Hardware degree, here I come.

Re: The video

Date: 2005-08-28 03:33 pm (UTC)
From: [identity profile] peterbirks.livejournal.com
Whoops, when I reply to a post from the laptop via the e-mail response, it doesn't automatically log me in. Stupid computers.

Re: The video

Date: 2005-08-28 08:08 pm (UTC)
From: [identity profile] iadams.livejournal.com
You're there - the jargon might be defeating you, but I'd hope (so far correctly) that you'd manage the English.

Tune in next week for Hardware 102.

Re: The video

Date: 2005-08-28 09:43 pm (UTC)
From: [identity profile] peterbirks.livejournal.com
Sorry to be stupid again, Iain, but a couple more questions:

1) You wrote "I had alread disabled the on-board video in the BIOS. I just removed the old card, put in the new one, then installed the driver, and off I went."

But if you had an on-motherboard video connector (which is implied by your statement that you disabled the on-motherboard video in the BIOS), surely you would not have had an old separate video monitor card to remove?

2) If you put in the new video card (ignorning my puzzlement at the apparent contradiction about removing a card that I didn't think you had in the first place), how can you see a screen to install a driver, when you need the driver to be working to see the screen?



Re: The video

Date: 2005-08-29 09:54 am (UTC)
From: [identity profile] iadams.livejournal.com
When I built the box, I had a video card from my old machine that was beeter than the on-board video, so I was using that until I decided I really neede two monitors.

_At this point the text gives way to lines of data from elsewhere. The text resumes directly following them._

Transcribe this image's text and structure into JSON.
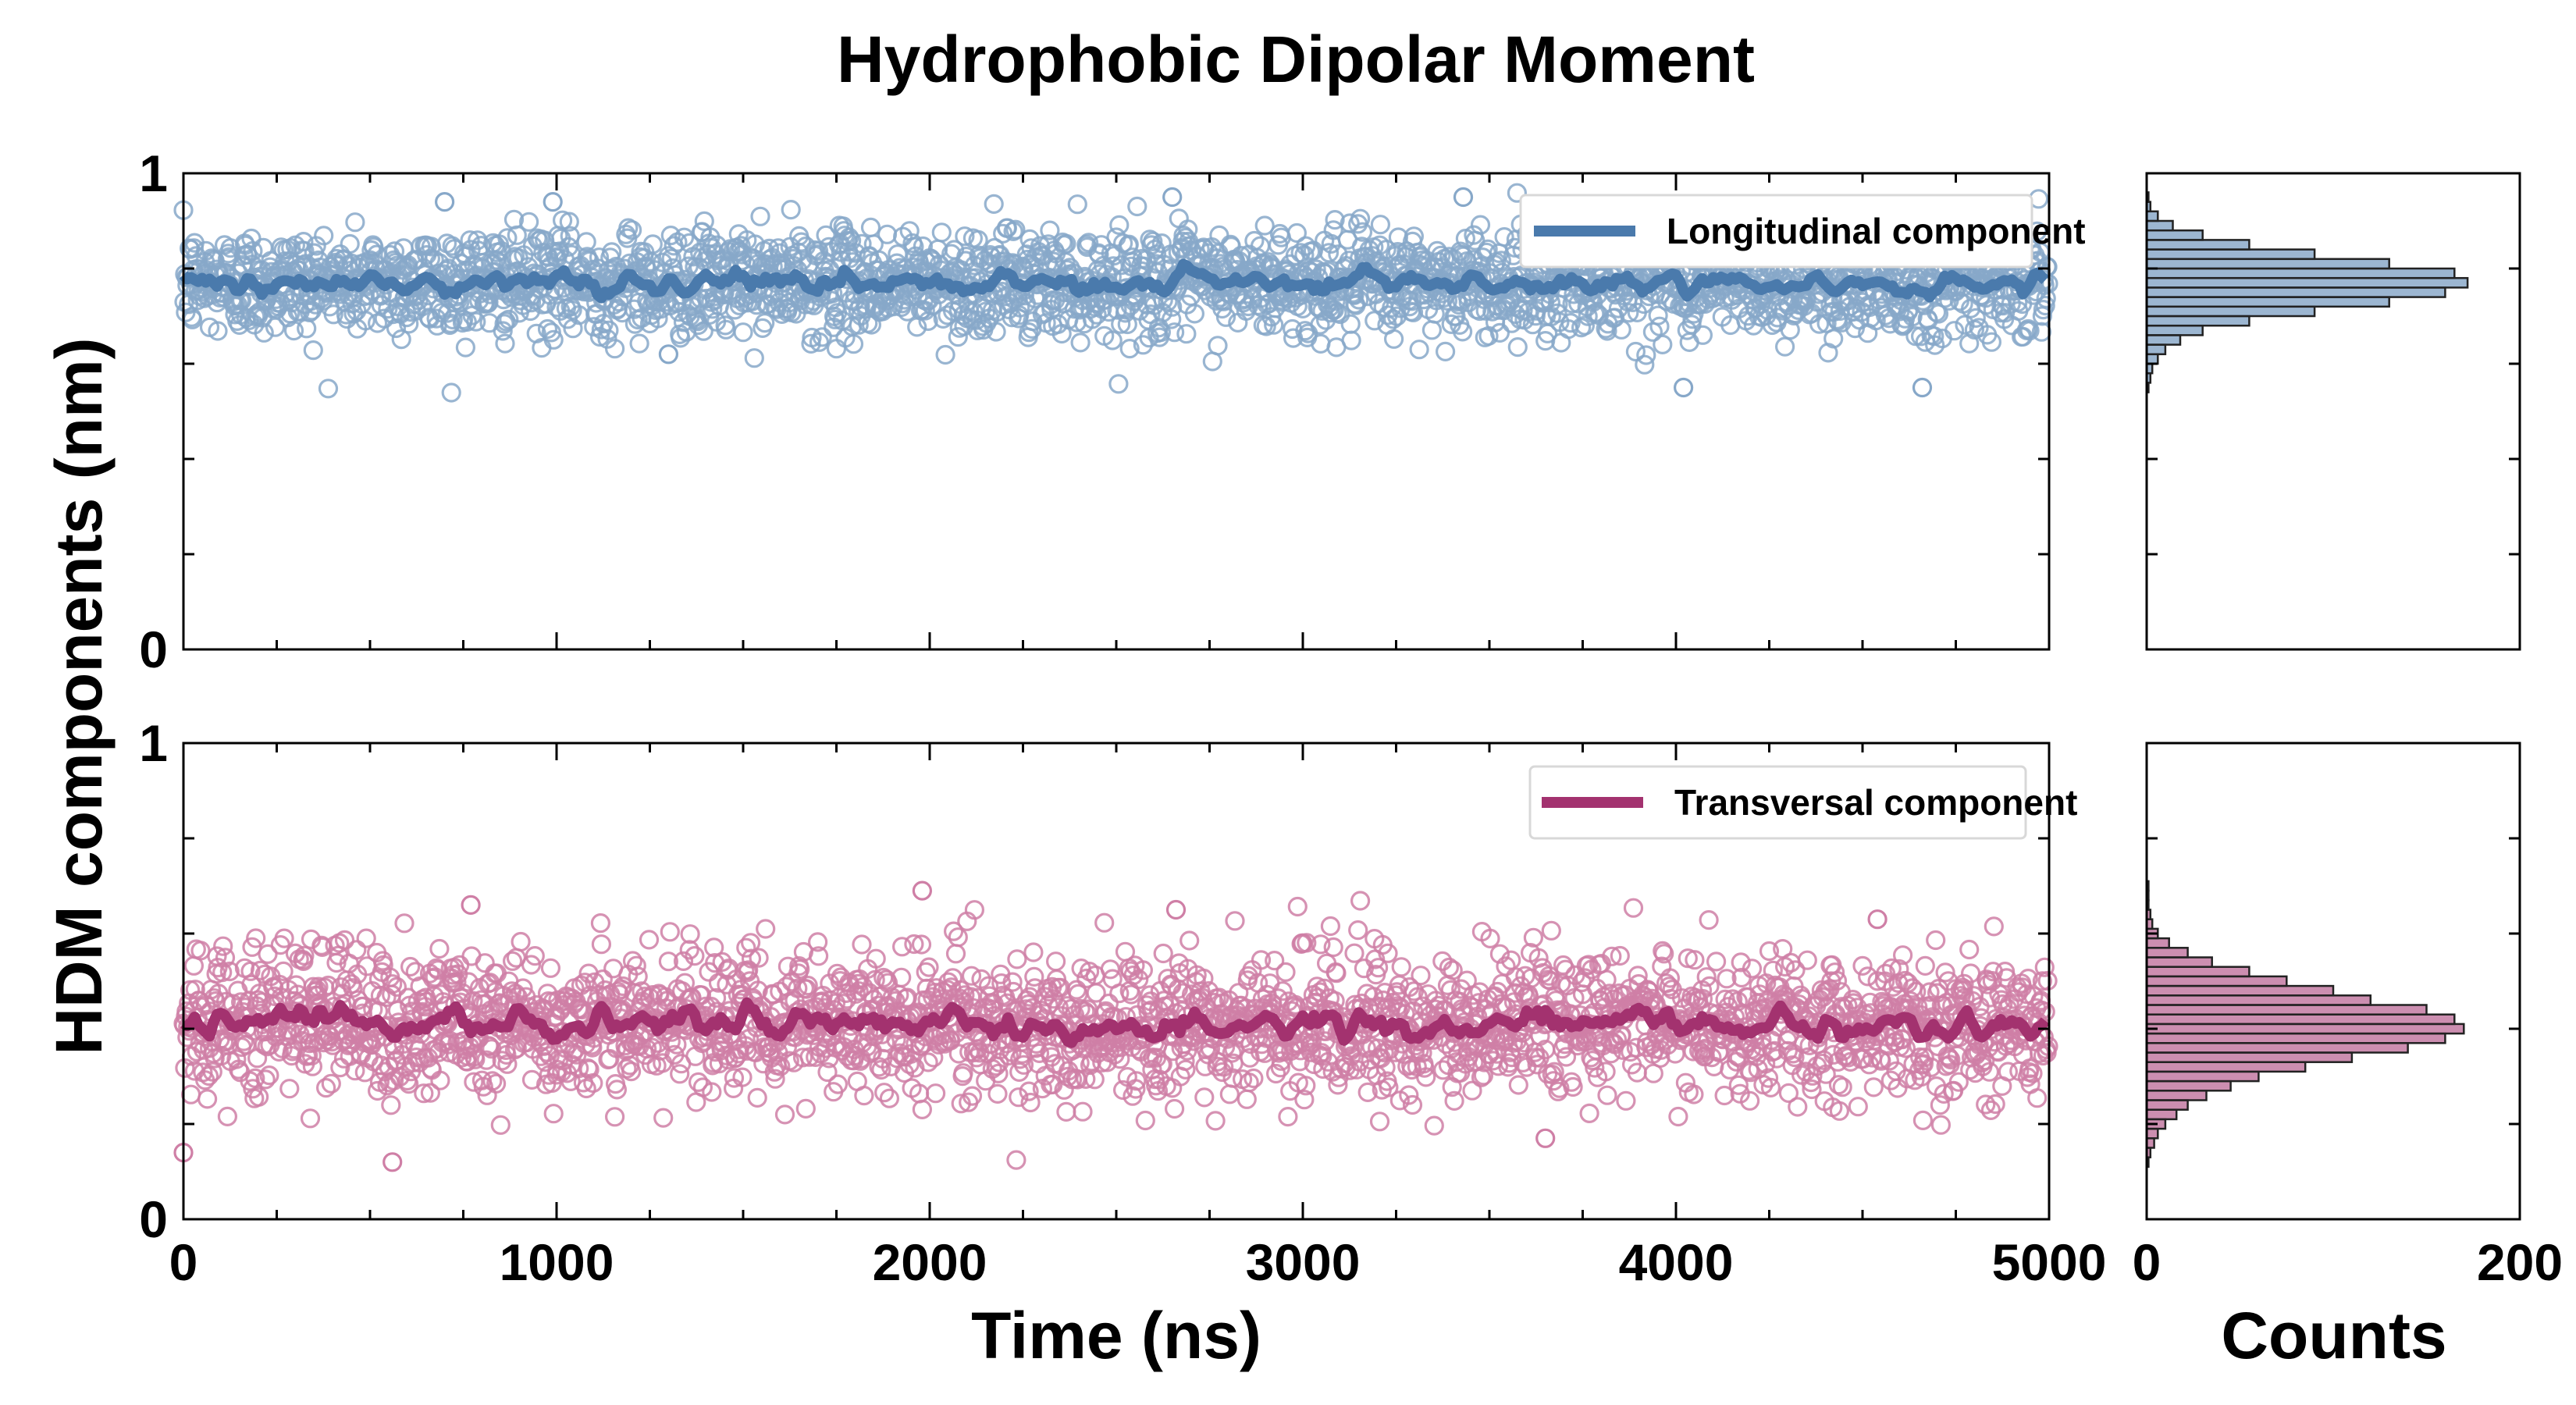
{
  "title": "Hydrophobic Dipolar Moment",
  "xlabel": "Time (ns)",
  "ylabel": "HDM components (nm)",
  "hist_xlabel": "Counts",
  "chart_data": [
    {
      "type": "scatter",
      "panel": "top",
      "title": "",
      "xlim": [
        0,
        5000
      ],
      "ylim": [
        0,
        1
      ],
      "x_ticks": [
        "0",
        "1000",
        "2000",
        "3000",
        "4000",
        "5000"
      ],
      "y_ticks": [
        "0",
        "1"
      ],
      "legend_label": "Longitudinal component",
      "legend_position": "top-right",
      "color": "#4a7aac",
      "scatter_color": "#87a8c9",
      "series": [
        {
          "name": "Longitudinal component",
          "mean": 0.77,
          "spread": 0.055,
          "samples": 2500,
          "notable_points": [
            [
              700,
              0.94
            ],
            [
              990,
              0.94
            ],
            [
              2650,
              0.95
            ],
            [
              3430,
              0.95
            ],
            [
              4020,
              0.55
            ],
            [
              4660,
              0.55
            ],
            [
              1300,
              0.62
            ]
          ]
        }
      ]
    },
    {
      "type": "scatter",
      "panel": "bottom",
      "xlim": [
        0,
        5000
      ],
      "ylim": [
        0,
        1
      ],
      "x_ticks": [
        "0",
        "1000",
        "2000",
        "3000",
        "4000",
        "5000"
      ],
      "y_ticks": [
        "0",
        "1"
      ],
      "legend_label": "Transversal component",
      "legend_position": "top-right",
      "color": "#a3326f",
      "scatter_color": "#cf7fa6",
      "series": [
        {
          "name": "Transversal component",
          "mean": 0.41,
          "spread": 0.075,
          "samples": 2500,
          "notable_points": [
            [
              770,
              0.66
            ],
            [
              1980,
              0.69
            ],
            [
              2660,
              0.65
            ],
            [
              4540,
              0.63
            ],
            [
              560,
              0.12
            ],
            [
              0,
              0.14
            ],
            [
              3650,
              0.17
            ]
          ]
        }
      ]
    },
    {
      "type": "bar",
      "panel": "top-histogram",
      "orientation": "horizontal",
      "xlim": [
        0,
        200
      ],
      "ylim": [
        0,
        1
      ],
      "x_ticks": [
        "0",
        "200"
      ],
      "color": "#4a7aac",
      "bin_centers": [
        0.55,
        0.57,
        0.59,
        0.61,
        0.63,
        0.65,
        0.67,
        0.69,
        0.71,
        0.73,
        0.75,
        0.77,
        0.79,
        0.81,
        0.83,
        0.85,
        0.87,
        0.89,
        0.91,
        0.93,
        0.95
      ],
      "values": [
        1,
        2,
        3,
        6,
        10,
        18,
        30,
        55,
        90,
        130,
        160,
        172,
        165,
        130,
        90,
        55,
        30,
        14,
        6,
        2,
        1
      ]
    },
    {
      "type": "bar",
      "panel": "bottom-histogram",
      "orientation": "horizontal",
      "xlim": [
        0,
        200
      ],
      "ylim": [
        0,
        1
      ],
      "x_ticks": [
        "0",
        "200"
      ],
      "color": "#a3326f",
      "bin_centers": [
        0.12,
        0.14,
        0.16,
        0.18,
        0.2,
        0.22,
        0.24,
        0.26,
        0.28,
        0.3,
        0.32,
        0.34,
        0.36,
        0.38,
        0.4,
        0.42,
        0.44,
        0.46,
        0.48,
        0.5,
        0.52,
        0.54,
        0.56,
        0.58,
        0.6,
        0.62,
        0.64,
        0.66,
        0.68,
        0.7
      ],
      "values": [
        1,
        2,
        4,
        6,
        10,
        16,
        22,
        32,
        45,
        60,
        85,
        110,
        140,
        160,
        170,
        165,
        150,
        120,
        100,
        75,
        55,
        35,
        22,
        12,
        6,
        3,
        2,
        1,
        1,
        1
      ]
    }
  ]
}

When I put the new card in, the card and the machine worked together in 'lowest common denominator' mode. PC hardware is plug'n'play to the extent of the most basic mode working to a common standard. Which ISTR was something like 640x480. I reckon now that I could have got away with starting windows in VGA mode, but I got this horrible very low resolution mode, which to be honest was a bit of a pain (some dialogue boxes were slightly larger than the screen). It worked well enough to install the driver, reboot, and set up properly in the Display control panel.